Let's look for patients who have an order for vancomycin using exact text matching.
In [7]:
drug = 'VANCOMYCIN'
query = query_schema + """
select
distinct patientunitstayid
from medication
where drugname like '%{}%'
""".format(drug)
df_drug = pd.read_sql_query(query, con)
print('{} unit stays with {}.'.format(df_drug.shape[0], drug))
Exact text matching is fairly weak, as there's no systematic reason to prefer upper case or lower case. Let's relax the case matching.
In [8]:
drug = 'VANCOMYCIN'
query = query_schema + """
select
distinct patientunitstayid
from medication
where drugname ilike '%{}%'
""".format(drug)
df_drug = pd.read_sql_query(query, con)
print('{} unit stays with {}.'.format(df_drug.shape[0], drug))
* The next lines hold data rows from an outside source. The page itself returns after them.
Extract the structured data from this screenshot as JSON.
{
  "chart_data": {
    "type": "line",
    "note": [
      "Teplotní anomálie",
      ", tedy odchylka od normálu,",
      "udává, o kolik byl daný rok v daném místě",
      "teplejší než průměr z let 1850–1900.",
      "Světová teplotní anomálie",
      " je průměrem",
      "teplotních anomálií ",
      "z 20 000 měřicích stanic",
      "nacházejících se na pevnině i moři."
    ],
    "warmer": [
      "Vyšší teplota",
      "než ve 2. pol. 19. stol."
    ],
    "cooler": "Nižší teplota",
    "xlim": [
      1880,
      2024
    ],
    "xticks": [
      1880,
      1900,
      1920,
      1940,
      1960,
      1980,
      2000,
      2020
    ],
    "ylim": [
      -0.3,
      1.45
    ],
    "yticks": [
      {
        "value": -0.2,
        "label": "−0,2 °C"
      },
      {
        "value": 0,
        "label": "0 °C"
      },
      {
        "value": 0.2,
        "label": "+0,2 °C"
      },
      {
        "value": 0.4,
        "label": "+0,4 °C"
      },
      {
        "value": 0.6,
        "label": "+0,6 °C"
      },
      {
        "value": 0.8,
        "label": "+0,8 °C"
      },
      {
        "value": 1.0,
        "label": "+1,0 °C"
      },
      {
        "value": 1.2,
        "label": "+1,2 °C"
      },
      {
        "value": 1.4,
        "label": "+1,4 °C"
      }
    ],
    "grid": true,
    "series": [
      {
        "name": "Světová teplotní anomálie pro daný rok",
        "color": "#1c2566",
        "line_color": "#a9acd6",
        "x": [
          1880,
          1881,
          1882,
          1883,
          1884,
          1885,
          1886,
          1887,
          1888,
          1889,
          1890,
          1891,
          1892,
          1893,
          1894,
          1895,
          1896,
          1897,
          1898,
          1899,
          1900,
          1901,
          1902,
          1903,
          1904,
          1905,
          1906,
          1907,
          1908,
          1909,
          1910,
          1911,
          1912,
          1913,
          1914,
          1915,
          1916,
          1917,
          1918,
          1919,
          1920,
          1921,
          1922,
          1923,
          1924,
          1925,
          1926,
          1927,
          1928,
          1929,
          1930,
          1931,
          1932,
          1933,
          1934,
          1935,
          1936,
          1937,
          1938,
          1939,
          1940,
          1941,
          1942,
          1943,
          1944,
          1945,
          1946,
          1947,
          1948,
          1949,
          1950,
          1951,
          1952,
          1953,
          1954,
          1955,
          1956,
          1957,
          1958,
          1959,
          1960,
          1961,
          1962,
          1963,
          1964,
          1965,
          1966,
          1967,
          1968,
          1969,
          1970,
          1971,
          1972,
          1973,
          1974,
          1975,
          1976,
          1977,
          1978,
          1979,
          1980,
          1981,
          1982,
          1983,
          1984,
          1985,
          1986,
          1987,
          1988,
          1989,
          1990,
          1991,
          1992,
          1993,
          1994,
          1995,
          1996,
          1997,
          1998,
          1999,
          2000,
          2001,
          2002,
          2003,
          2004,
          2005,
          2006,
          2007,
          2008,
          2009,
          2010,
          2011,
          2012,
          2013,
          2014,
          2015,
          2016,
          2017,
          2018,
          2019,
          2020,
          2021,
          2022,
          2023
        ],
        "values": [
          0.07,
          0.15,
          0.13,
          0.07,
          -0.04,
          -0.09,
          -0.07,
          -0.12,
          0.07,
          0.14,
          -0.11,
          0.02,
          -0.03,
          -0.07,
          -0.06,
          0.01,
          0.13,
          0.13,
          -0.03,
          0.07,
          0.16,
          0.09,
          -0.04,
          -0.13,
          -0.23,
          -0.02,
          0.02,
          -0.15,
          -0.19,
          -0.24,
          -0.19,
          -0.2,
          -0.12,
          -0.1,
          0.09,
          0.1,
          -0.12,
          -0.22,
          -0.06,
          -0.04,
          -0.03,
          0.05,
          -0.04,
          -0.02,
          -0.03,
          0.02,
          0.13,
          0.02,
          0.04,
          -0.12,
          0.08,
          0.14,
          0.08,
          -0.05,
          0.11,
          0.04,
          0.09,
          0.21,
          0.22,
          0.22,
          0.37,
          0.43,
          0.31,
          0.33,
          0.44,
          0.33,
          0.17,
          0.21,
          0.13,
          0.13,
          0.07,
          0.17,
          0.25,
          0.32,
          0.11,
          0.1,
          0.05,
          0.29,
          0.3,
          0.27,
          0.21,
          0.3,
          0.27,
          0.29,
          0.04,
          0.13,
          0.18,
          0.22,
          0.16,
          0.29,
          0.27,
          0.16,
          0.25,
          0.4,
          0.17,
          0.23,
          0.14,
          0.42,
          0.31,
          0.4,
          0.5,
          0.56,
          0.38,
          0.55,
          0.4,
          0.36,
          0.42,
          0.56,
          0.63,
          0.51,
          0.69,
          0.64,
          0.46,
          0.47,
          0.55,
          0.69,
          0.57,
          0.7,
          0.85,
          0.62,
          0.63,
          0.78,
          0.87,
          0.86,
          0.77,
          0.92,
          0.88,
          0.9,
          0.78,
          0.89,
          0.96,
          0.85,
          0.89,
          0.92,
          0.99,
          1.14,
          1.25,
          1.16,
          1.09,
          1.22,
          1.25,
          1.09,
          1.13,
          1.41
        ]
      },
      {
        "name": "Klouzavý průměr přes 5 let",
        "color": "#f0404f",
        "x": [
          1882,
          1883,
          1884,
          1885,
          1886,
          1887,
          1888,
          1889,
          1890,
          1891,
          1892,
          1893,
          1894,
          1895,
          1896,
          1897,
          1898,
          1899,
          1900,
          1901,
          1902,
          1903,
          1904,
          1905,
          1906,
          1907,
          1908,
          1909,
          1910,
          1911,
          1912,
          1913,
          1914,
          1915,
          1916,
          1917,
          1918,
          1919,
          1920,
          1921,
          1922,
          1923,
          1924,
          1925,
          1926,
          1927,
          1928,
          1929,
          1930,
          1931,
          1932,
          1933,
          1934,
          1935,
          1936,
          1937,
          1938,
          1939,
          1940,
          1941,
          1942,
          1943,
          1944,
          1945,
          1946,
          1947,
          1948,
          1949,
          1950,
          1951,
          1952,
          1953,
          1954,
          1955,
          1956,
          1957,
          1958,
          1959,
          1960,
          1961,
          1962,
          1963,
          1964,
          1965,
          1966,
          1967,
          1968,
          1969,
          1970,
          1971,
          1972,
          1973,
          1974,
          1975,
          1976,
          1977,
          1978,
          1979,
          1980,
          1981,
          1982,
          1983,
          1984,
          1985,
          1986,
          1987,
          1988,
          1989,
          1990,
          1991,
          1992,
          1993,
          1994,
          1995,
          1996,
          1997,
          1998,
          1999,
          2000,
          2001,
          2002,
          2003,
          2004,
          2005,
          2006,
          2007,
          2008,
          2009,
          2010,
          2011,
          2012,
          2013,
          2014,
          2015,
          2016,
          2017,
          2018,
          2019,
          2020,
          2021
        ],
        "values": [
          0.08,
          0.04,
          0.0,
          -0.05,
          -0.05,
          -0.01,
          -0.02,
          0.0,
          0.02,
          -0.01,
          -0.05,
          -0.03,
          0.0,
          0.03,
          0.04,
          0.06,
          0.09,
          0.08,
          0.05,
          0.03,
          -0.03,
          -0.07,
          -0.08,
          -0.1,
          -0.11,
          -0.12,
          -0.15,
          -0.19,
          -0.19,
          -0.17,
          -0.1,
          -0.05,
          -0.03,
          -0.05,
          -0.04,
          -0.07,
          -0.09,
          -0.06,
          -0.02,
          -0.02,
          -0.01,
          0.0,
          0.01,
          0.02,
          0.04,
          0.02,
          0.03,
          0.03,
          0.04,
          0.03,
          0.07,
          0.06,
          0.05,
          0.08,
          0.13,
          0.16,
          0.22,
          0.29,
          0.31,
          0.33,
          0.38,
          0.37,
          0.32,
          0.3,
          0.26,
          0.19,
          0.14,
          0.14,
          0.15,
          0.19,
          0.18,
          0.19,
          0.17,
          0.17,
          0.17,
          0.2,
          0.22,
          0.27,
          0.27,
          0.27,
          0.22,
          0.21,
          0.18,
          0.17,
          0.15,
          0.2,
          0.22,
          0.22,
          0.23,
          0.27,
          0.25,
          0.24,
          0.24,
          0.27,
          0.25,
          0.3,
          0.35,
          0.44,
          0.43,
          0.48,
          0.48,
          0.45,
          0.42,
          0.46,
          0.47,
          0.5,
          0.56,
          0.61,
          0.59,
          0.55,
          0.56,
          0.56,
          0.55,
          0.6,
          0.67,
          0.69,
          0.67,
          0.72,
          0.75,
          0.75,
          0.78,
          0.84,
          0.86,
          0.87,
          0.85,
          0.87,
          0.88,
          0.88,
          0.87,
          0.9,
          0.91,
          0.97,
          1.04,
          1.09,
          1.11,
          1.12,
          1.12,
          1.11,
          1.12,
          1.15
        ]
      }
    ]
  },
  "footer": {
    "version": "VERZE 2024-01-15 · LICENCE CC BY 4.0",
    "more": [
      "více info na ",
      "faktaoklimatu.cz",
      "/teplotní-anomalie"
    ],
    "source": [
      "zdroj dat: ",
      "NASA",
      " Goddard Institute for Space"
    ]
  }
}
HICL codes are used to group together drugs which have the same underlying ingredient (i.e. most frequently this is used to group brand name drugs with the generic name drugs). We can see above the HICL for vancomycin is 10093, so let's try grabbing that.
In [9]:
hicl = 10093
query = query_schema + """
select
distinct patientunitstayid
from medication
where drughiclseqno = {}
""".format(hicl)
df_hicl = pd.read_sql_query(query, con)
print('{} unit stays with HICL = {}.'.format(df_hicl.shape[0], hicl))
No luck! I wonder what we missed? Let's go back to the original query, this time retaining HICL and the name of the drug.
In [10]:
drug = 'VANCOMYCIN'
query = query_schema + """
select
drugname, drughiclseqno, count(*) as n
from medication
where drugname ilike '%{}%'
group by drugname, drughiclseqno
order by n desc
""".format(drug)
df_drug = pd.read_sql_query(query, con)
df_drug.head()
Out[10]:
It appears there are more than one HICL - we can group by HICL in this query to get an idea.
In [11]:
df_drug['drughiclseqno'].value_counts()
Out[11]:
Unfortunately, we can't be sure that these HICLs always identify only vancomycin. For example, let's look at drugnames for HICL = 1403.
In [12]:
hicl = 1403
query = query_schema + """
select
drugname, count(*) as n
from medication
where drughiclseqno = {}
group by drugname
order by n desc
""".format(hicl)
df_hicl = pd.read_sql_query(query, con)
df_hicl.head()
Out[12]:
This HICL seems more focused on the use of creams than on vancomycin. Let's instead inspect the top 3.
In [13]:
for hicl in [4042, 10093, 37442]:
query = query_schema + """
select
drugname, count(*) as n
from medication
where drughiclseqno = {}
group by drugname
order by n desc
""".format(hicl)
df_hicl = pd.read_sql_query(query, con)
print('HICL {}'.format(hicl))
print('Number of rows: {}'.format(df_hicl['n'].sum()))
print('Top 5 rows by frequency:')
print(df_hicl.head())
print()
This is fairly convincing that these only refer to vancomycin. An alternative approach is to acquire the code book for HICL codes and look up vancomycin there.
In [14]:
query = query_schema + """
with t as
(
select distinct patientunitstayid
from medication
)
select
pt.hospitalid
, count(distinct pt.patientunitstayid) as number_of_patients
, count(distinct t.patientunitstayid) as number_of_patients_with_tbl
from patient pt
left join t
on pt.patientunitstayid = t.patientunitstayid
group by pt.hospitalid
""".format(patientunitstayid)
df = pd.read_sql_query(query, con)
df['data completion'] = df['number_of_patients_with_tbl'] / df['number_of_patients'] * 100.0
df.sort_values('number_of_patients_with_tbl', ascending=False, inplace=True)
df.head(n=10)
Out[14]:
In [15]:
df[['data completion']].vgplot.hist(bins=10,
var_name='Number of hospitals',
value_name='Percent of patients with data')
Here we can see there are a few hospitals with no interface, and thus 0 patients, though the majority have >90% data completion.